- Directed by: Hans Deppe
- Written by: Bobby E. Lüthge;
- Based on: Schwarzwaldmädel by August Neidhart
- Produced by: Kurt Ulrich
- Starring: Paul Hörbiger; Sonja Ziemann; Rudolf Prack;
- Cinematography: Kurt Schulz
- Edited by: Margarete Steinborn
- Music by: Frank Fox [de]; Leon Jessel;
- Production company: Berolina Film
- Distributed by: Herzog Film
- Release date: 7 September 1950;
- Running time: 100 minutes
- Country: West Germany
- Language: German
- Box office: 5.6 million DM

= Schwarzwaldmädel (1950 film) =

1950 West German film

Schwarzwaldmädel (Black Forest Girl) is a 1950 West German drama film directed by Hans Deppe and starring Paul Hörbiger, Sonja Ziemann, and Rudolf Prack. It is based on the 1917 operetta of the same title by Leon Jessel and August Neidhart. The film was a huge commercial success, both the biggest hit that year and the most popular film since the war. Within two years fourteen million tickets were sold in West Germany, and on the strength of it Sonja Ziemann and Rudolf Prack topped the popularity charts and received Bambi awards.

The film's success revived the popularity of Heimatfilm, which came to dominate the German box office over the coming decade.
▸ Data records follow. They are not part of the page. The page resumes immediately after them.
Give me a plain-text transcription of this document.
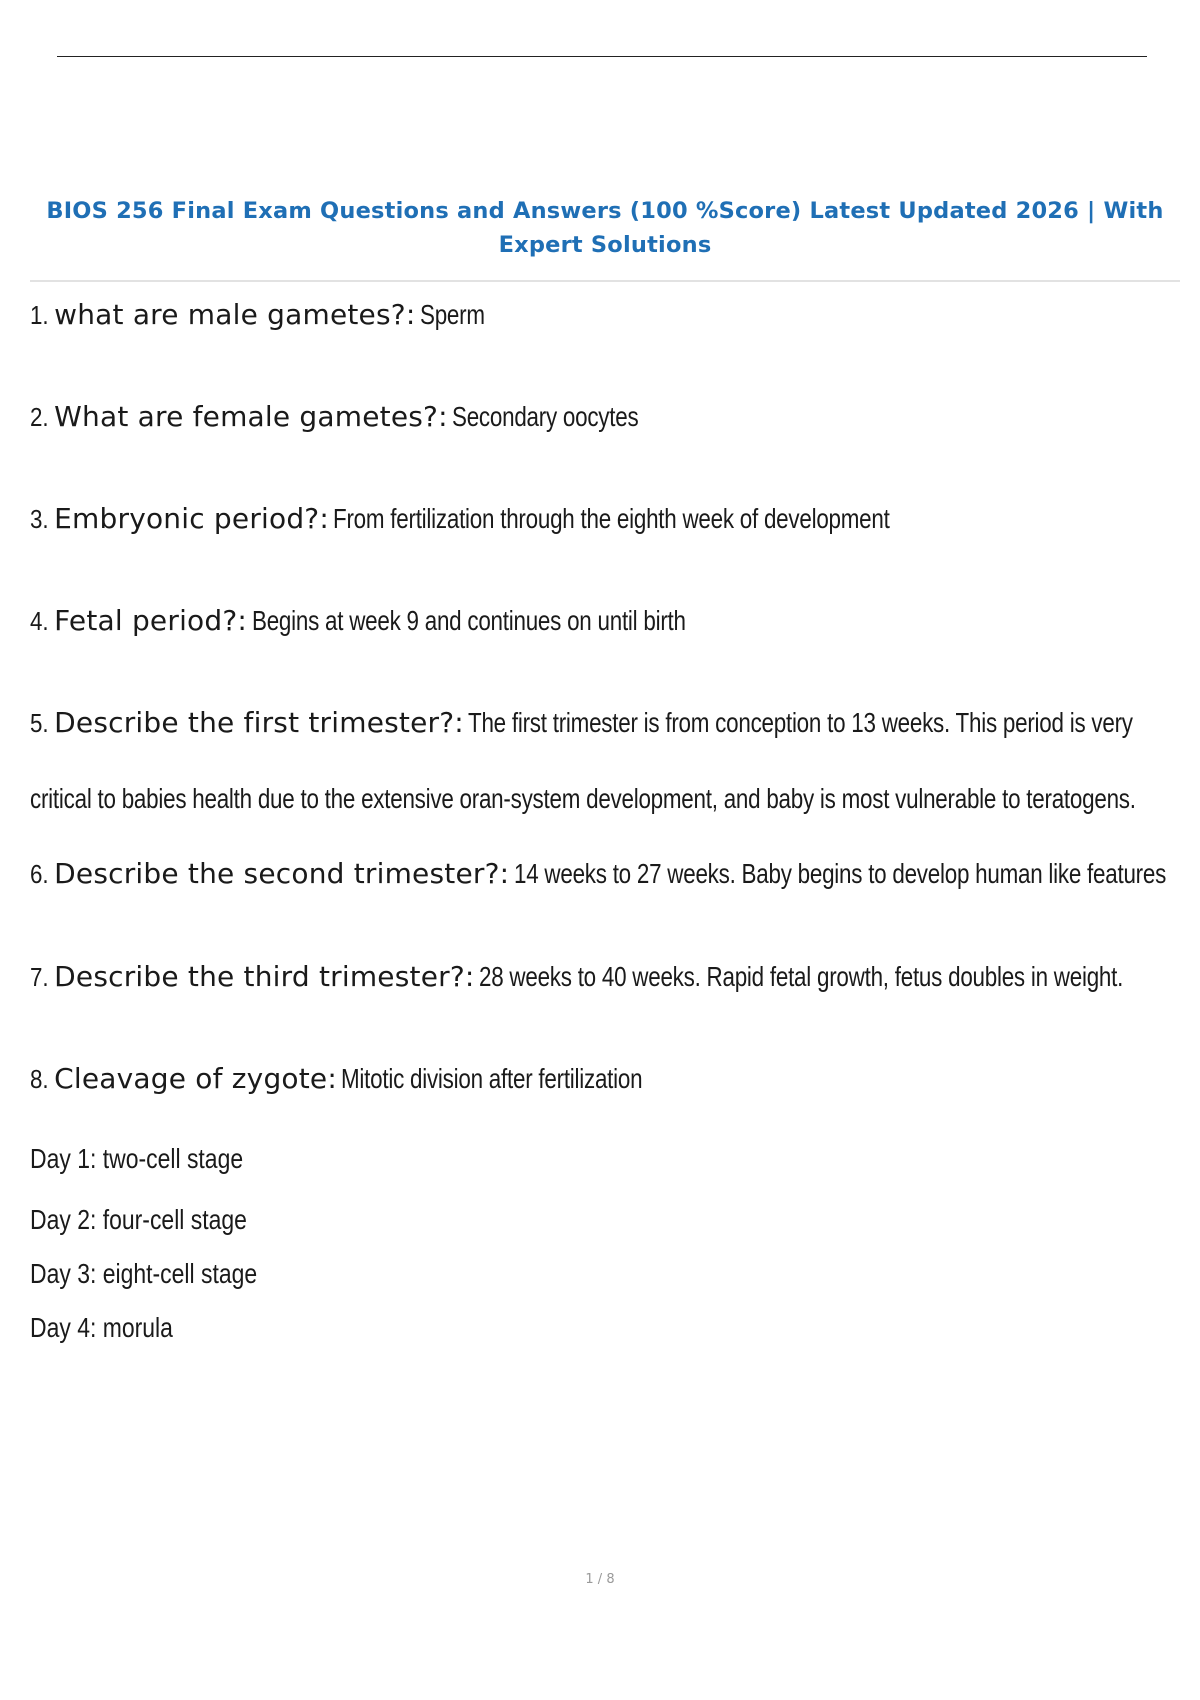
BIOS 256 Final Exam Questions and Answers (100 %Score) Latest Updated 2026 | With Expert Solutions
1. what are male gametes?: Sperm
2. What are female gametes?: Secondary oocytes
3. Embryonic period?: From fertilization through the eighth week of development
4. Fetal period?: Begins at week 9 and continues on until birth
5. Describe the first trimester?: The first trimester is from conception to 13 weeks. This period is very
critical to babies health due to the extensive oran-system development, and baby is most vulnerable to teratogens.
6. Describe the second trimester?: 14 weeks to 27 weeks. Baby begins to develop human like features
7. Describe the third trimester?: 28 weeks to 40 weeks. Rapid fetal growth, fetus doubles in weight.
8. Cleavage of zygote: Mitotic division after fertilization
Day 1: two-cell stage
Day 2: four-cell stage
Day 3: eight-cell stage
Day 4: morula
1 / 8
Incidentally, this production holds fame as being the world's first film to have been projected by the light of the then new Xenon short arc lamps. This set the standard for things to come, and decades later these impressive light sources continue to dominate cinematic projections around the world.

==Production==
Schwarzwaldmädel was made at the Tempelhof Studios in Berlin while location shooting took place in the Black Forest. The film's sets were designed by the art director Gabriel Pellon. Shot in Agfacolor, it was the first colour film to be shot in western Germany since the Second World War. An East German production Heart of Stone was also made in colour the same year.